When he was campaigning as the avatar of the outsider insurgents, there was no point in Trump spending time wooing people whose very job titles put them in the establishment. But if the evolved rationale for his candidacy holds, and he continues selling himself as the sort of get-it-done dealmaker who’s just right for fixing a broken capital, then it makes sense for him to lock down support from his would-be future helpmates on the Hill.
The roster of opportunities is remarkably large for this stage in the campaign — 38 GOP senators (70 percent of them) and 151 House Republicans (61 percent) remain officially uncommitted. That may reflect the unusually unsettled rhythm of the race.
It also may underscore this conventional political wisdom: The potential reward from backing the victor is outweighed by the genuine risk of aligning with a loser, which means getting off on the wrong foot with the next leader of your party. Members facing competitive races of their own are especially wary of endorsements, for fear of getting tied either to nonentities or to nominees who become a drag on down-ballot campaigns.

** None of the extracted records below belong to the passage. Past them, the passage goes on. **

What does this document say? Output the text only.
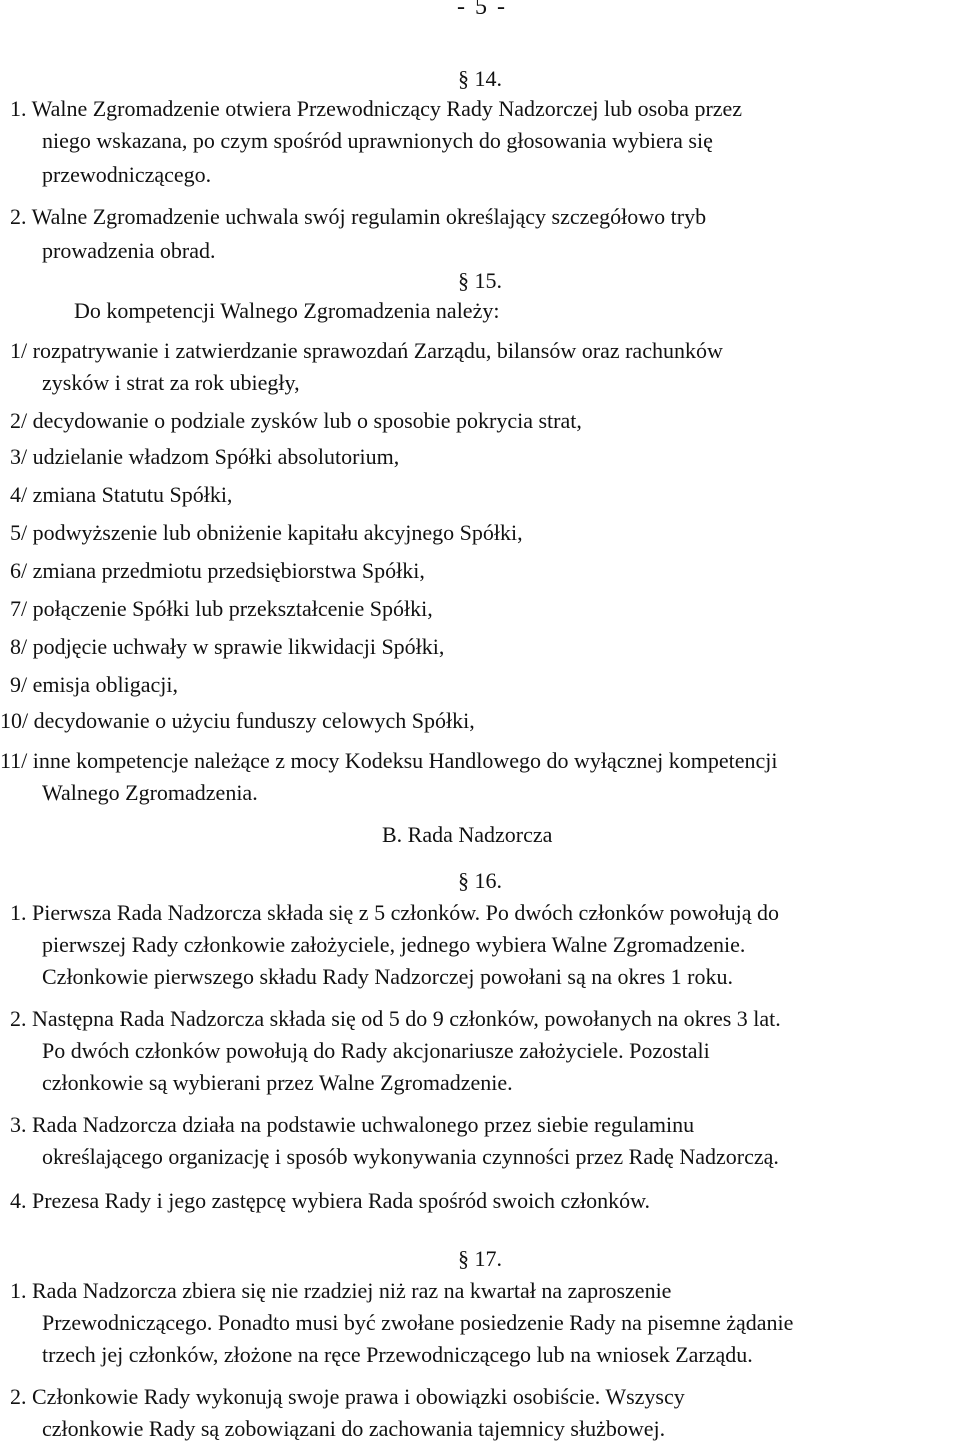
- 5 -
§ 14.
1. Walne Zgromadzenie otwiera Przewodniczący Rady Nadzorczej lub osoba przez
niego wskazana, po czym spośród uprawnionych do głosowania wybiera się
przewodniczącego.
2. Walne Zgromadzenie uchwala swój regulamin określający szczegółowo tryb
prowadzenia obrad.
§ 15.
Do kompetencji Walnego Zgromadzenia należy:
1/ rozpatrywanie i zatwierdzanie sprawozdań Zarządu, bilansów oraz rachunków
zysków i strat za rok ubiegły,
2/ decydowanie o podziale zysków lub o sposobie pokrycia strat,
3/ udzielanie władzom Spółki absolutorium,
4/ zmiana Statutu Spółki,
5/ podwyższenie lub obniżenie kapitału akcyjnego Spółki,
6/ zmiana przedmiotu przedsiębiorstwa Spółki,
7/ połączenie Spółki lub przekształcenie Spółki,
8/ podjęcie uchwały w sprawie likwidacji Spółki,
9/ emisja obligacji,
10/ decydowanie o użyciu funduszy celowych Spółki,
11/ inne kompetencje należące z mocy Kodeksu Handlowego do wyłącznej kompetencji
Walnego Zgromadzenia.
B. Rada Nadzorcza
§ 16.
1. Pierwsza Rada Nadzorcza składa się z 5 członków. Po dwóch członków powołują do
pierwszej Rady członkowie założyciele, jednego wybiera Walne Zgromadzenie.
Członkowie pierwszego składu Rady Nadzorczej powołani są na okres 1 roku.
2. Następna Rada Nadzorcza składa się od 5 do 9 członków, powołanych na okres 3 lat.
Po dwóch członków powołują do Rady akcjonariusze założyciele. Pozostali
członkowie są wybierani przez Walne Zgromadzenie.
3. Rada Nadzorcza działa na podstawie uchwalonego przez siebie regulaminu
określającego organizację i sposób wykonywania czynności przez Radę Nadzorczą.
4. Prezesa Rady i jego zastępcę wybiera Rada spośród swoich członków.
§ 17.
1. Rada Nadzorcza zbiera się nie rzadziej niż raz na kwartał na zaproszenie
Przewodniczącego. Ponadto musi być zwołane posiedzenie Rady na pisemne żądanie
trzech jej członków, złożone na ręce Przewodniczącego lub na wniosek Zarządu.
2. Członkowie Rady wykonują swoje prawa i obowiązki osobiście. Wszyscy
członkowie Rady są zobowiązani do zachowania tajemnicy służbowej.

Sessions is as far as possible from all that. When he secured his fourth term in 2014, he was the only senator from either party re-elected without any opponent in the primary or general election.
Trim, courtly and unpretentious, he has nonetheless become one of the tea party’s favorites because of his steadfast and quietly dogged focus on advancing small-government conservatism with a militarily hawkish edge. (He voted the way President Barack Obama wanted just 37 percent of the time last year, the second-lowest support score in the Senate.)
Hitching himself to an eventually victorious Trump could also provide an opportunity for late-career professional advancement next year, when Sessions will be 71.
Though he’s about to finish his second decade in the Senate, the vagaries of the seniority system mean he’s several years away from claiming the chairmanship of any committee, and that’s assuming the GOP controls the Senate when the time comes. So he’d have reason to be open to a top administration position.
Attorney general is the most obvious fit, given Sessions’ authorship of Trump’s immigration policies, his broad range of legislative interests on Judiciary and his career before Congress as Alabama’s attorney general and the U.S. attorney in Birmingham.
Securing confirmation to run the Justice Department would offer a uniquely satisfying bookend for his relationship with the Senate, which actually began a decade before his first election. As a federal prosecutor in 1986, his nomination to a U.S. District Court seat was rejected because of several statements suggesting insensitivity on race. It was only the second time in half a century the Judiciary Committee had voted down a judicial nominee.
Sessions has always maintained his comments were misrepresented or taken out of context. Siding with Trump would give him a solid shot at claiming the last word.